Pare impossibile che tutto questo accada a Trento, dove un consiglio provinciale di centro sinistra autonomista litiga (invano) da due anni nel tentativo di portare nelle scuole un progetto contro l’omofobia. Ma intanto, nelle stesse scuole, i gemelli con due papà sono diventati la normalità per tante altre famiglie. Deve essere perché i due padri vengono (entrambi) da fuori Trentino che hanno trovato il coraggio di tirare dritto per la loro strada in questa terra cattolica dove l’ex governatore Lorenzo Dellai la vede così: «Avere un figlio non può essere una pretesa assoluta». Il coraggio necessario anche per le denunce che hanno portato avanti in passato quando presero la parola per raccontare la loro situazione e l’ansia per il futuro dei figli: «Che succederebbe se uno di noi venisse a mancare?», avevano raccontato. Non ci fu scandalo quando agli amici e ai colleghi raccontarono: «Siamo diventati papà». E nemmeno quando sui giornali trentini apparve la loro storia di padri emigranti in Canada alla ricerca di una madre in affitto.
Saranno loro a decidere come rispondere alle tante (e difficili) domande sul rapporto con la donna canadese che ha messo al mondo i due bambini e sul fatto che questa procedura — in Italia — non è consentita dalla legge.
Intanto la loro storia divide ma crea anche aspettative. Per esempio quelle di due padri romani che — notizia di ieri — stanno pensando di seguire l’esempio della coppia di trentini per i due figli nati — nel loro caso — otto anni fa in California.
“Ci chiedevamo che cosa sarebbe potuto accadere ai bimbi se uno di noi fosse morto”
Continua a far discutere la sentenza della Corte d’appello di Trento che ha deciso di trascrivere in Italia l’atto di nascita estero in cui due gemelli (nati con maternità surrogata) risultano figli di un padre biologico e di un secondo padre. Critiche arrivano dal mondo politico cattolico e non, dai vescovi, da ArciLesbica.
“È una evidente confusione di ruoli tra il potere del Parlamento, che è di far le leggi, e quello della magistratura che è di farle rispettare”, osserva Paola Binetti, deputata udc.
“Intervenga Mattarella”, è la richiesta della Lega. “Lo amo, ma per lo Stato non è mio figlio, vivo in un limbo, l’ordinanza di Trento mi fa sperare”, dice Nichi Vendola che, col compagno Ed, ha avuto un anno fa un bimbo in Canada, dove la maternità surrogata è consentita.
“Non c’è un diritto ai figli”, ammonisce Angelo Bagnasco, presidente della Cei. “Il desiderio legittimo che ognuno può avere — sottolinea il cardinale — non deve mai diventare necessariamente un diritto.
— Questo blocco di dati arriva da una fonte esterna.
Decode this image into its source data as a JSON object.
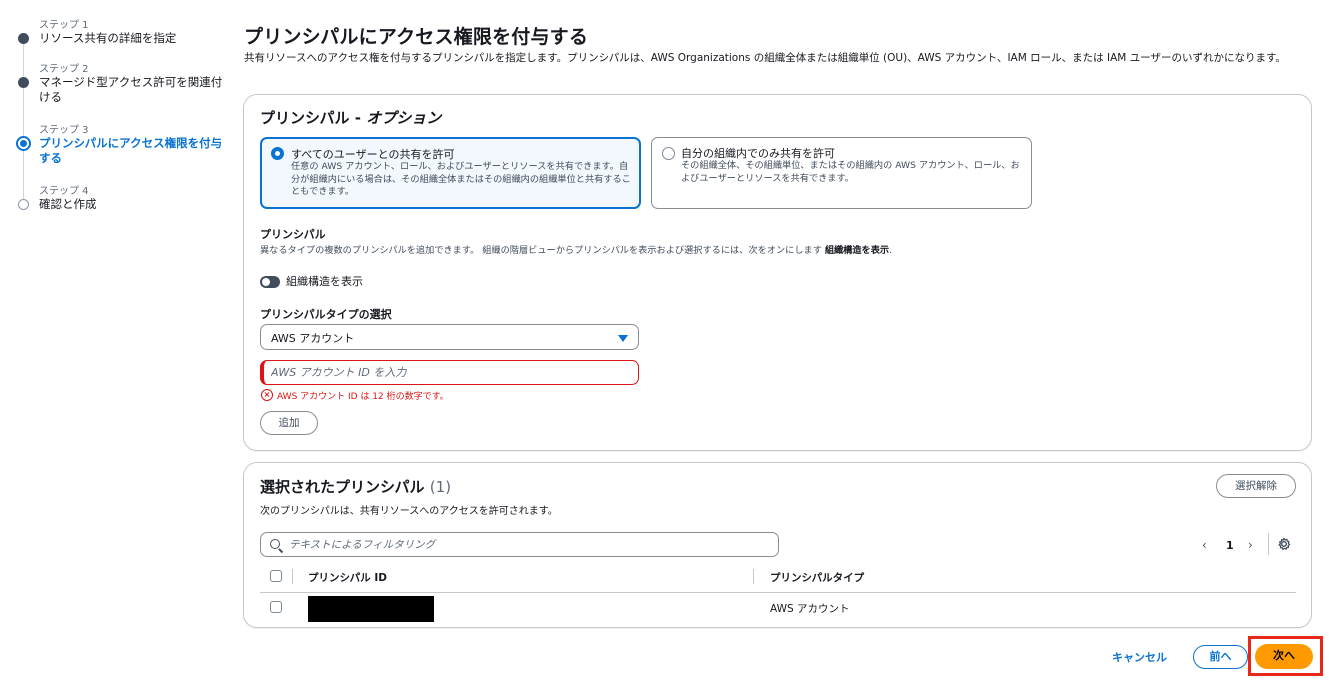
{
  "steps": [
    {
      "num": "ステップ 1",
      "title": "リソース共有の詳細を指定",
      "state": "done"
    },
    {
      "num": "ステップ 2",
      "title": "マネージド型アクセス許可を関連付ける",
      "state": "done"
    },
    {
      "num": "ステップ 3",
      "title": "プリンシパルにアクセス権限を付与する",
      "state": "current"
    },
    {
      "num": "ステップ 4",
      "title": "確認と作成",
      "state": "future"
    }
  ],
  "header": {
    "title": "プリンシパルにアクセス権限を付与する",
    "description": "共有リソースへのアクセス権を付与するプリンシパルを指定します。プリンシパルは、AWS Organizations の組織全体または組織単位 (OU)、AWS アカウント、IAM ロール、または IAM ユーザーのいずれかになります。"
  },
  "principals_panel": {
    "title": "プリンシパル - ",
    "title_optional": "オプション",
    "tiles": [
      {
        "label": "すべてのユーザーとの共有を許可",
        "description": "任意の AWS アカウント、ロール、およびユーザーとリソースを共有できます。自分が組織内にいる場合は、その組織全体またはその組織内の組織単位と共有することもできます。",
        "selected": true
      },
      {
        "label": "自分の組織内でのみ共有を許可",
        "description": "その組織全体、その組織単位、またはその組織内の AWS アカウント、ロール、およびユーザーとリソースを共有できます。",
        "selected": false
      }
    ],
    "principal_label": "プリンシパル",
    "principal_desc": "異なるタイプの複数のプリンシパルを追加できます。 組織の階層ビューからプリンシパルを表示および選択するには、次をオンにします ",
    "principal_desc_bold": "組織構造を表示",
    "principal_desc_end": ".",
    "toggle_label": "組織構造を表示",
    "type_label": "プリンシパルタイプの選択",
    "type_value": "AWS アカウント",
    "account_placeholder": "AWS アカウント ID を入力",
    "error_text": "AWS アカウント ID は 12 桁の数字です。",
    "add_label": "追加"
  },
  "selected_panel": {
    "title": "選択されたプリンシパル",
    "count": "(1)",
    "clear_label": "選択解除",
    "description": "次のプリンシパルは、共有リソースへのアクセスを許可されます。",
    "filter_placeholder": "テキストによるフィルタリング",
    "page": "1",
    "columns": [
      "プリンシパル ID",
      "プリンシパルタイプ"
    ],
    "rows": [
      {
        "id": "",
        "type": "AWS アカウント"
      }
    ]
  },
  "footer": {
    "cancel_label": "キャンセル",
    "prev_label": "前へ",
    "next_label": "次へ"
  },
  "colors": {
    "primary": "#0972d3",
    "error": "#d91515",
    "cta": "#ff9900",
    "highlight": "#e8271a"
  }
}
Il bene dei bambini richiede, secondo il buon senso universale, il papà e la mamma”. “Ribadiamo la nostra contrarietà alla legittimazione illimitata della Gestazione per altri — commenta Roberta Vannucci, presidente di ArciLesbica — una pratica controversa che può introdurre la commerciabilità della vita umana”.
“Se sfrutti l’utero in affitto in Italia — afferma Filippo Savarese, di Generazione famiglia — la legge ti manda in galera, se lo sfrutti all’estero invece i giudici ti premiano”.
( al. cust.)
Nel nostro Paese sono state approvate nel giugno scorso le unioni civili per le coppie omosessuali, ma siamo ancora ben lontani da quanto chiedono le organizzazioni Lgbt, ossia il matrimonio egualitario. È vero che oggi le coppie gay sposate all’estero possono far trascrivere le proprie nozze, ottenendo così automaticamente una unione civile. Ma resta pur sempre la differenza. Il matrimonio egualitario è presente in 22 paesi al mondo, in quasi tutta Europa, negli Stati Uniti, in Canada, in Brasile, in Argentina. Per sposarsi quindi bisogna emigrare. Ma non è il solo divieto. In Italia le coppie gay non possono adottare un bambino in un orfanotrofio (la stepchild adoption è una cosa diversa), mentre questa è consentita in 25 stati europei e americani , tra cui la Spagna, la Francia, la Norvegia, la Danimarca, gli Stati Uniti. Tutte nazioni dove è consentita l’adozione anche ai single e alle coppie di fatto, escluse invece dalla nostra legge. Non è facile però per una coppia italiana ottenere una adozione all’estero e farla riconoscere.
( m. n. d. l.)
Il matrimonio tra persone dello stesso sesso è previsto in ventidue Paesi e in quasi tutta l’Europa
In California o Canada per tornare con un bebé
ROMA.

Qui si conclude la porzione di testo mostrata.